Biden urged Congress to help and a senior official told reporters he was "very confident that there will be robust funding."
"I've got to say, in these times of disagreements, there's certainly one thing on which we all agree, across party, across everything -- which is the effect of cancer on their lives," the official said, speaking on condition of anonymity.
"I know nothing that unites us more and that is more bipartisan."
In speeches, Biden and his wife Jill spoke of the pain and shock they endured as they searched for solutions to their son's fatal illness.
"For Joe and me, it has stolen our joy. It left us broken in our grief," the first lady said. "But through that pain we found purpose, strengthening our fortitude for this fight to end cancer as we know it."
Vice President Kamala Harris also spoke movingly about her mother, a breast cancer researcher who died of colon cancer in 2009.
"My mother's discovery helped save women's lives," she said. Then "after a lifetime working to end cancer, cancer ended my mother's life."

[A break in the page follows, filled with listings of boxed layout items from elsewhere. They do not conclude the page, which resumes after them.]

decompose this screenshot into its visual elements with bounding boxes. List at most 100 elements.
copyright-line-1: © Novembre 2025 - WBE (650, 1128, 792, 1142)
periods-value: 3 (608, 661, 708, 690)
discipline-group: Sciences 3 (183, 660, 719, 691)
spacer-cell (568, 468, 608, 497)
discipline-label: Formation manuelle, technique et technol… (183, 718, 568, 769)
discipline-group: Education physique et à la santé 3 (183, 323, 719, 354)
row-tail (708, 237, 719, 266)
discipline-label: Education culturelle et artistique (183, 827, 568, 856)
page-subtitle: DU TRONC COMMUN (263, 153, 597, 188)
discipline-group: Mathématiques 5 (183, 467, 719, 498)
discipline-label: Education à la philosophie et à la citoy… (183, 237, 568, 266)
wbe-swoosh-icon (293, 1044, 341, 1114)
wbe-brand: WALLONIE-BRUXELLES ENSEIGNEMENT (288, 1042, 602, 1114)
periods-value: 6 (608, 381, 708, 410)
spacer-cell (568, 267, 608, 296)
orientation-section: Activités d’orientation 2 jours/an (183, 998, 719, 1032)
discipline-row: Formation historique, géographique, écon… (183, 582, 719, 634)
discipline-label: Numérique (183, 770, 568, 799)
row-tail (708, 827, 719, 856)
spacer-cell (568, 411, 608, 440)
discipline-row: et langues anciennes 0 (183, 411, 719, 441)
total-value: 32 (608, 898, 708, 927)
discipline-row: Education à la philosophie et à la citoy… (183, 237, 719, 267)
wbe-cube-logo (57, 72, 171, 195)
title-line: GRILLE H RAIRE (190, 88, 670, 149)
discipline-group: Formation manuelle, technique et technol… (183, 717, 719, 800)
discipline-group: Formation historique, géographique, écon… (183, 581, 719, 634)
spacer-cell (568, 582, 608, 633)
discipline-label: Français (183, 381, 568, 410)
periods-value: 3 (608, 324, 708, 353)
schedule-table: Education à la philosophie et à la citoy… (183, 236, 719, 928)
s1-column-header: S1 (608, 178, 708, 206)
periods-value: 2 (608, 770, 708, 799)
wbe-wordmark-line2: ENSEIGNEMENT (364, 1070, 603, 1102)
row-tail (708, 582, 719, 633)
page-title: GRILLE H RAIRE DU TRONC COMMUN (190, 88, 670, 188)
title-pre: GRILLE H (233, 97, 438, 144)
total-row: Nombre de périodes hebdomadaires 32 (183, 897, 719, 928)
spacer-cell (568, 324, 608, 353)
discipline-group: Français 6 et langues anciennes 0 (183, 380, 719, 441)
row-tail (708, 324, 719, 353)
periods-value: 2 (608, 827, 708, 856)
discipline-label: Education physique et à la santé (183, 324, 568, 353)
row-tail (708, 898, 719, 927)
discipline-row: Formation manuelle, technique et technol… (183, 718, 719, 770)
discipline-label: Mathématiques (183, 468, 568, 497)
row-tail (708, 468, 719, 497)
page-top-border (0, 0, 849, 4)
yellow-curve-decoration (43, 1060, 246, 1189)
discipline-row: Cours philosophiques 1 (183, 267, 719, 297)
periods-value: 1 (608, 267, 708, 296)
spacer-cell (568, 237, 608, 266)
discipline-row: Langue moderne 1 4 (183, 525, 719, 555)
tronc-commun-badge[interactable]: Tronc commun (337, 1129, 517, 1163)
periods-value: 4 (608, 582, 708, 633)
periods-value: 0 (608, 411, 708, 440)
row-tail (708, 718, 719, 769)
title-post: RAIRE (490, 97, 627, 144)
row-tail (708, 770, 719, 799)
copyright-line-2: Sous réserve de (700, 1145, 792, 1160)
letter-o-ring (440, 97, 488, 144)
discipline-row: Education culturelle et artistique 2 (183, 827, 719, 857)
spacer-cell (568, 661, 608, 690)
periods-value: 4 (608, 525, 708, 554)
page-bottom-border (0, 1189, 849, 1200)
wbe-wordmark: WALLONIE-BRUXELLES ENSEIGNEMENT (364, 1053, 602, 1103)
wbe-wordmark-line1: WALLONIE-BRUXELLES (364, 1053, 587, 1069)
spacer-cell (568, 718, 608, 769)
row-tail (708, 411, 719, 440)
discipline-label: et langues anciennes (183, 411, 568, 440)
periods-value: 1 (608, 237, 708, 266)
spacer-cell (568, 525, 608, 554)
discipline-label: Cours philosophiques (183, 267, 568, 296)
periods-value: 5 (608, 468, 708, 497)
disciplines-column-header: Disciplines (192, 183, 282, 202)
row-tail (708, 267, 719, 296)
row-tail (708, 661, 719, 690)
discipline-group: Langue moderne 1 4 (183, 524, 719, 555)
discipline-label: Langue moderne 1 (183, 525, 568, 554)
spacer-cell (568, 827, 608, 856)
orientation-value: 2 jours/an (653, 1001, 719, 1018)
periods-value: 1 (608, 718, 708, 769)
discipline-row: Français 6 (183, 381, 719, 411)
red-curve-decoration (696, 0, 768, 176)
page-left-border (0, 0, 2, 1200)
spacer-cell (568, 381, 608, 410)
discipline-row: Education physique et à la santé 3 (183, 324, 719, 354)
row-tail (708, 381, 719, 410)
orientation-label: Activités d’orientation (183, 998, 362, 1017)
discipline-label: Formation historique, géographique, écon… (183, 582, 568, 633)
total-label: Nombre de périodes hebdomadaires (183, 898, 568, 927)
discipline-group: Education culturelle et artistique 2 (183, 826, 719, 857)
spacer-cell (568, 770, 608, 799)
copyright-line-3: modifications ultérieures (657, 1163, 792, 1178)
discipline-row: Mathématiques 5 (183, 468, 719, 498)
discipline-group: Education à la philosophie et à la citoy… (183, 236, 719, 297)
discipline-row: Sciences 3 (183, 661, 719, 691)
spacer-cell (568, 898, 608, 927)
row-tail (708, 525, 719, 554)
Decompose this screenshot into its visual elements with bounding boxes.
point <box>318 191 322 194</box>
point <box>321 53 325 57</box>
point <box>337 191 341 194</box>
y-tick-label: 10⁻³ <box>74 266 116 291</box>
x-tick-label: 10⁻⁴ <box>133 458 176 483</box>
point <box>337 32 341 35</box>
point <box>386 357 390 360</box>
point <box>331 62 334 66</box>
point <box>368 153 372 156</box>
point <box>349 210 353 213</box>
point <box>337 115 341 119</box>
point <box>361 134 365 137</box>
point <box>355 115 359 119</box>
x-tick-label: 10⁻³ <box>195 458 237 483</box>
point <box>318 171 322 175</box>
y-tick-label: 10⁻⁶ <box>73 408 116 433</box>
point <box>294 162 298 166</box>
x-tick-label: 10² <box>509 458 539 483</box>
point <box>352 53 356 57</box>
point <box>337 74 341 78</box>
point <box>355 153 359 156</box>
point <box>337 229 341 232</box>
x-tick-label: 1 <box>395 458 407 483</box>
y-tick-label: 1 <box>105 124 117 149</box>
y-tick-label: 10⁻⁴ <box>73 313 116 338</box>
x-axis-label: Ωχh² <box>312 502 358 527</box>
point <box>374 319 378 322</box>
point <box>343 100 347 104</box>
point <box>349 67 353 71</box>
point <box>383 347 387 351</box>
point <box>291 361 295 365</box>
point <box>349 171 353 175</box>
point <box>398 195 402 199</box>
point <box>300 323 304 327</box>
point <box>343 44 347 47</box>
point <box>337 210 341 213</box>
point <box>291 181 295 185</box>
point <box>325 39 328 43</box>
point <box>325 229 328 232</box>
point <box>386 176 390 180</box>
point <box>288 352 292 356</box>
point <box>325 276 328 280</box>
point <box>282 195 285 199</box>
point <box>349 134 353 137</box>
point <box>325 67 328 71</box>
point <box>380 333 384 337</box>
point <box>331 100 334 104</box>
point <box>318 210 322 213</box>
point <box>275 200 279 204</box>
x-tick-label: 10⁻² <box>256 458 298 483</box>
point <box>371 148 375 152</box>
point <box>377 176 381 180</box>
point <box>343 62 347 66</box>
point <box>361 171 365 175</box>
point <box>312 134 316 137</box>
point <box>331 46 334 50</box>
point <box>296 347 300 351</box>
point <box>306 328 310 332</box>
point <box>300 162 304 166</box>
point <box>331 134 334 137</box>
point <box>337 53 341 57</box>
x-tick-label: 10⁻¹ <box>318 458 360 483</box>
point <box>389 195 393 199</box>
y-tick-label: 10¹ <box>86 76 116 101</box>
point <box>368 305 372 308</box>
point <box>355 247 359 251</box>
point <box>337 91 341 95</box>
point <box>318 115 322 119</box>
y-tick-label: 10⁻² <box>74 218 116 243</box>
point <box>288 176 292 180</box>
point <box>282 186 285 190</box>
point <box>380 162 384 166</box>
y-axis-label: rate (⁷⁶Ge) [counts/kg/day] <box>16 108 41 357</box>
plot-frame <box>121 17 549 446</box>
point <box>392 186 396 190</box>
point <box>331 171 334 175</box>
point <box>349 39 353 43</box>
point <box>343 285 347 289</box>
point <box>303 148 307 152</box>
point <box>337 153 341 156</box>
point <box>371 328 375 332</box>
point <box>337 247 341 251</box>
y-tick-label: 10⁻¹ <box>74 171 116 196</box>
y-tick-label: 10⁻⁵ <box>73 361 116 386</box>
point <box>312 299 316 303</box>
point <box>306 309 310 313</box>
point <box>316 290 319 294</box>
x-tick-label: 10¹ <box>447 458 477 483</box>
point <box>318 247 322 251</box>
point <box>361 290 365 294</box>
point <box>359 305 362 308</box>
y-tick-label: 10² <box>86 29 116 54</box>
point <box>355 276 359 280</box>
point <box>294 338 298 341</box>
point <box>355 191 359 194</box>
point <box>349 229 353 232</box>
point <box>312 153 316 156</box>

However there is hope for a cure, the vice president said.
"Today we are closer than we have ever been. Since the turn of the century we have made significant breakthroughs," she said. "When we reach the Moon, we plant our flag on it."
Already since 2000, the death rate from cancer among Americans has fallen by around 25 percent as a result of better treatments, diagnosis capabilities, therapeutics, vaccines and a halving in adult long-term cigarette smoking.